Помедлив, Госпожа Ки улыбнулась. Он сдал экзамен.

— Действует и впрямь прекрасно. На вкус и вид мой испытатель не отличил от обычного чая. Где вы его добыли?

— У знакомой куртизанки. — Баосян окинул взглядом Ханбалык. Перед его мысленным взором предстала картина даже не руин, а земли, вздымающейся, чтобы затянуть город в свои титанические объятия: вверх тормашками полетит все — вырванные с корнем деревья, Колокольная и Барабанная башни, городские стены… пока наконец даже черепица с крыш не осыплется. — Она мой друг.

— Не зря хвалят ханбалыкских куртизанок! Хотя я слышала, что им недостает истинной утонченности линъанских. — Она задумчиво продолжала: — У меня нет среди них знакомых. Судя по действенности снадобья, ваша подруга дело знает.

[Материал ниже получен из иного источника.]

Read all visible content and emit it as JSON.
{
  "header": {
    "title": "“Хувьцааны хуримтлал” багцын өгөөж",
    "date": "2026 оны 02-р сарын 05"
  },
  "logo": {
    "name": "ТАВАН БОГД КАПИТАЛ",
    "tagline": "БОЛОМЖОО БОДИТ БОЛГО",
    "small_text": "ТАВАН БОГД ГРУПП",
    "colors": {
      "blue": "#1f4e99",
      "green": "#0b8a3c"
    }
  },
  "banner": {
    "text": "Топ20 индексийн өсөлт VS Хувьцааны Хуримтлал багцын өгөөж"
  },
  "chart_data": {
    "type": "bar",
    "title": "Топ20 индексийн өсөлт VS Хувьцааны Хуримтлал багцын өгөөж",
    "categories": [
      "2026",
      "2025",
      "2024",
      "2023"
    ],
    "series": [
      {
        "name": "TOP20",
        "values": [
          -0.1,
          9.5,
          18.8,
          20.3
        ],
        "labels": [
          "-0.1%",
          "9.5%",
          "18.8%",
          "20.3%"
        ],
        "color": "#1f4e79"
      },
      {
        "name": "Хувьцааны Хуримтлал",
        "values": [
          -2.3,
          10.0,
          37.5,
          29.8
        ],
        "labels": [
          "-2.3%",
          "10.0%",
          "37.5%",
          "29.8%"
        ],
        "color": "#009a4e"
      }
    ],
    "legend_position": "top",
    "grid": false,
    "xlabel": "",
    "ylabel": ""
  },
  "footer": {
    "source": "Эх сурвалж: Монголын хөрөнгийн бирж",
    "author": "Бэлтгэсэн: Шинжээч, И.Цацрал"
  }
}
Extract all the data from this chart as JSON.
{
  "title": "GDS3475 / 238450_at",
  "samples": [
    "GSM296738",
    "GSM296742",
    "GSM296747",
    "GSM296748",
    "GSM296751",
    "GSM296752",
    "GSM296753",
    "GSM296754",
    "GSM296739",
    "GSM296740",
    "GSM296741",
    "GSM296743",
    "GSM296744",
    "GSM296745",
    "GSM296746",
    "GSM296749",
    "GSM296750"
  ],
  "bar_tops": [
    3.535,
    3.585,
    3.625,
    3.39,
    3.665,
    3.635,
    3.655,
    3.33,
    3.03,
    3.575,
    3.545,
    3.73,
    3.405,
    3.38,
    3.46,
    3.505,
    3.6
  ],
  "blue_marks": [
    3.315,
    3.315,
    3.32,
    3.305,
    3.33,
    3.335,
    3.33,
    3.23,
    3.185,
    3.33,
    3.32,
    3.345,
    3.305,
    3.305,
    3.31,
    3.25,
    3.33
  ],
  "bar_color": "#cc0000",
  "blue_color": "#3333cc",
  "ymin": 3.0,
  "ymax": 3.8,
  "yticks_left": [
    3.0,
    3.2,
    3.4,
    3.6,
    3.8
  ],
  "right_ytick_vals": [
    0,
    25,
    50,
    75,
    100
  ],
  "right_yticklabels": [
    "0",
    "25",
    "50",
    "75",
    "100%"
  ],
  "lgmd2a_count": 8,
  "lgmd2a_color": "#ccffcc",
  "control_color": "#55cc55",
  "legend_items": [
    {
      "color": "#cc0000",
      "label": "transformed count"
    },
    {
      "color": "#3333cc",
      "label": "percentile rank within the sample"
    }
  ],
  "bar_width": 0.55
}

Ее наивное любопытство к этой теме удивило Баосяна. Но если вдуматься, наложницы проводят всю свою сознательную жизнь в пределах Императорского Города. Если не считать выездов в компании Великого Хана, у Госпожи Ки свободы не больше, чем у пленника. Ни внешний город, ни мир за его стенами ей не доступны.

— Теперь у меня есть средство, чтобы разобраться с Императрицей. Лучше раньше, чем позже. Так будет выглядеть менее подозрительно.

Госпожа Ки развернулась и побежала по внутренней лесенке вниз, в храм на первом этаже. Ее быстрые, твердые шаги показались Баосяну чуть ли не мужскими. Он уже привык к мелким, нетвердым шажочкам Мадам Чжан — грация на грани неуверенности, которая вызывала у стороннего наблюдателя приятное ощущение женской хрупкости. Госпожа Ки склонилась перед храмом в быстром поклоне. Когда Баосян последовал ее примеру, она сказала:

— Но прежде, Министр, я должна попросить вас о помощи еще в одном деле.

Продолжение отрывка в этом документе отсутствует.